While at Westfield High School, he was named to the All-America swimming team. He was a 1974 graduate of Amherst College and a 1978 graduate of Fordham University Law School. He served as an Assistant United States Attorney for the District of New Jersey from 1981 to 1984, where he worked in the Criminal Division.

In 1985, he was the Democratic candidate for the New Jersey General Assembly in the Union County-based 21st Legislative District, losing to incumbent Republican Assemblymen Chuck Hardwick and Peter J. Genova by more than 14,000 votes.

Governor Jim Florio appointed him to serve as Prosecutor in 1991, following the death of John H. Stamler.

As the Union County, New Jersey, prosecutor he created the Union County Human Relations Commission to combat bias and hate crimes, and established his office's first full-time Domestic Violence Unit and the Union County Child Advocacy Center.

In 1992 he proposed the Essex-Union County Auto Theft Task Force with James F. Mulvihill, the Essex County, New Jersey, prosecutor. On the motor vehicle theft problem he said: "You have impoverished youth growing up in a society that measures your value by what kind of car you drive ... these youngsters have the ability to steal expensive cars that they feel gives them instant status in their community ... you give me 100 [new jail] beds and I'll cut the car theft problem in Newark in half".
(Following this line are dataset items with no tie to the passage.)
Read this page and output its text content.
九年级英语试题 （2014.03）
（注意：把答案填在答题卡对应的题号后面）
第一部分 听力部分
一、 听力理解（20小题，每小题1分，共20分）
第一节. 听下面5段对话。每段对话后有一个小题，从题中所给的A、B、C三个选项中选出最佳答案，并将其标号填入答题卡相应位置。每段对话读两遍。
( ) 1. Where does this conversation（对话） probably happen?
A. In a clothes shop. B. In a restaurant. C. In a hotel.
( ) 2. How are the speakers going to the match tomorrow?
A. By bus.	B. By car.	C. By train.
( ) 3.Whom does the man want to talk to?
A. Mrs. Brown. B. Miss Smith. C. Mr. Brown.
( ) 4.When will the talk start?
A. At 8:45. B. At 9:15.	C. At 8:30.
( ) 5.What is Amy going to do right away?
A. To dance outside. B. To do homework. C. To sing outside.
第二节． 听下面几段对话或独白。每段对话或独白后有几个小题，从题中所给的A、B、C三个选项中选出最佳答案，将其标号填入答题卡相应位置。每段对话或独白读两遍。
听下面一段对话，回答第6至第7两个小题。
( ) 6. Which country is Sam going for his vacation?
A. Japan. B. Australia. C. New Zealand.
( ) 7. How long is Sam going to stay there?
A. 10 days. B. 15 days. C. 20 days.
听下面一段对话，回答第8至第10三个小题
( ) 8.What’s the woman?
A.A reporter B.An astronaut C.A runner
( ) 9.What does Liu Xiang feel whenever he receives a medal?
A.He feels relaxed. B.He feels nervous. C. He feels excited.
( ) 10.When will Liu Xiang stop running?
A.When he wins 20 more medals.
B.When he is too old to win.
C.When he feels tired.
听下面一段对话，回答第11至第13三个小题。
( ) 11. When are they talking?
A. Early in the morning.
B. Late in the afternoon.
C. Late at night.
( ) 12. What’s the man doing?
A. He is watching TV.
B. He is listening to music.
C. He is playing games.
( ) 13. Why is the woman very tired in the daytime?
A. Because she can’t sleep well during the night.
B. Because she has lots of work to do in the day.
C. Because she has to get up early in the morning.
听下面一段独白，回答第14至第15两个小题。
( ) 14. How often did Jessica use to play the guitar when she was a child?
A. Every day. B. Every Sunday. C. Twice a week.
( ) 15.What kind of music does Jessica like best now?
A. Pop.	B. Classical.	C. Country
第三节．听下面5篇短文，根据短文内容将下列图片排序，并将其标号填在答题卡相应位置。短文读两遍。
The task force made hundreds of arrests for motor vehicle theft. This led to a 20 percent reduction in motor vehicle thefts in the Newark, New Jersey, metropolitan area.

In 1995 he founded the Union County Child Advocacy Center, in Elizabeth, as a shelter for victims of child abuse.

He was diagnosed with cancer in March 1995. On the subject he said: "Being with a child at a school concert becomes more important than sitting at a dinner table with the governor, especially for a public person." He died of esophageal cancer on September 21, 1995, in Westfield, New Jersey.

==Legacy==
The New Jersey County Prosecutor's Association has created the Andrew K. Ruotolo, Jr. Memorial Scholarship, a need-based scholarship for students admitted to law school.

His widow, Mary P. Ruotolo, served as a Union County Freeholder from 1998 to 2004. He had three children with his wife Mary: Lyndsay, Andrew Keogh Ruotolo III, and Jayne.